It is well-known in the art to mix two or more materials to form a uniform flowable liquid. One prior art apparatus for accomplishing such mixing, shown in the patent to S. L. Goodchild, U.S. Pat No. 2,502,563, uses two oppositely rotating intermeshed rotors acting in a chamber wherein the materials being mixed are pumped into the chamber and allowed to flow laterally along the length of the rotors as they are mixed. Another mixing technique, shown in the patent to C.H. Goodwin, U.S. Pat. No. 3,142,476, incorporates a large sun gear surrounded by a series of planetary gears which intermesh with and rotate upon rotation of the sun gear. The fluid is mixed by movement past the plurality of sun gears and their engagement with the planetary gear, such movement being counter to the movement of the teeth of the sun gear.
Another mixing apparatus is shown in the patent to S.G. Bauer, U.S. Pat. No. 2,116,380, wherein a gear pump is constructed with sufficient clearance between the casing and the teeth of the gears to provide a definite leakage path for the material under treatment from the outlet end toward the inlet end of the pump with a exhaust valve designed to ensure return flow of a substantial portion of the mass along the leakage path. Such pump provides for the recirculation of fluid between the teeth of the gears and the casing to effect mixing of the liquids.

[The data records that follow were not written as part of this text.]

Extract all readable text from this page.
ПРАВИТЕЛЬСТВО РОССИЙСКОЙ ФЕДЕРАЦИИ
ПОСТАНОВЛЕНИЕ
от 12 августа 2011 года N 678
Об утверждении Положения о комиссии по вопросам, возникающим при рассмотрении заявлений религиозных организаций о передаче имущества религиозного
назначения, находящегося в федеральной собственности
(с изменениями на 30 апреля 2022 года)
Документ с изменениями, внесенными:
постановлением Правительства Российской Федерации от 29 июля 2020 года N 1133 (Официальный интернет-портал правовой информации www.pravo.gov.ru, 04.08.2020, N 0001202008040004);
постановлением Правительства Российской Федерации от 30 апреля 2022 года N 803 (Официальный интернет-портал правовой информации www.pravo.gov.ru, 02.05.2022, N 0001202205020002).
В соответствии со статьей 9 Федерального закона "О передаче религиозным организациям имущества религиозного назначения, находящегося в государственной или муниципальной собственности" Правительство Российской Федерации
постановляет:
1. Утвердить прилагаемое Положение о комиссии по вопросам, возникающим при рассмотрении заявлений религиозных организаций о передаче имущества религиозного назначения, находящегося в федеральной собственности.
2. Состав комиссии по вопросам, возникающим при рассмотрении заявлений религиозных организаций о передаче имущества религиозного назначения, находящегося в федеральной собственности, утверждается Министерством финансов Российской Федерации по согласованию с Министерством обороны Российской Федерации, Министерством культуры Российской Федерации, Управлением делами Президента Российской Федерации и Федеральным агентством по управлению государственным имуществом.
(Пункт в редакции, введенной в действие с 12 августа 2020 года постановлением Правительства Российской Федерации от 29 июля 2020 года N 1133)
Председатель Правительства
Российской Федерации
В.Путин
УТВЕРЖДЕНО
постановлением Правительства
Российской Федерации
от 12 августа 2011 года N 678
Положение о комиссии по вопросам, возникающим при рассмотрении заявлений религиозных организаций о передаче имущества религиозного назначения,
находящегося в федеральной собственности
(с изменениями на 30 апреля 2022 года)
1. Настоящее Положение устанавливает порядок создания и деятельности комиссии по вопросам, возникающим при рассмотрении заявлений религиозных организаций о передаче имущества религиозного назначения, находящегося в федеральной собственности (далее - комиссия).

A material mixing and treating apparatus is shown in the patent to A. Albers, U.S. Pat. No. 4,605,309, wherein a roller mill with the two rotatable rollers of a roller mill rotate at different speeds relative to one another. The external surfaces of the rollers have grooved portions with the transition regions between such surface in each such groove being sharp-edged. The grooves are inclinedly disposed at an acute angle relative to the roll axis with the grooves on the first roll having an opposite hand to the grooves on the second roll. The material enters at one end of the rollers and is discharged at the opposite end after having traversed a path along the longitudinal axis of the rolls. The material is subjected to a saw-like or chopping action resulting in an intense shearing heat being produced.
Although these prior devices have accomplished their objective, that is, the mixing of two or more fluid components, the apparatus shown in the patents to Bauer, Goodchild, and Goodwin are not designed to materially alter the components being mixed and therefore do not improve the rheological or physical properties of the material. The apparatus shown in the patent to Albers, while designed to effect material shearing, accomplishes such shearing only by having spiral grooves which must form sharp edges for effecting such shearing action and by the rotation of the rolls at different speeds.
Thus, a need exists, and has existed for a substantial time, for a processing apparatus which not only mixes material, but improves the rheological and material properties, without the need to add heat to the system or to materially increase the temperature of the bulk fluids being processed.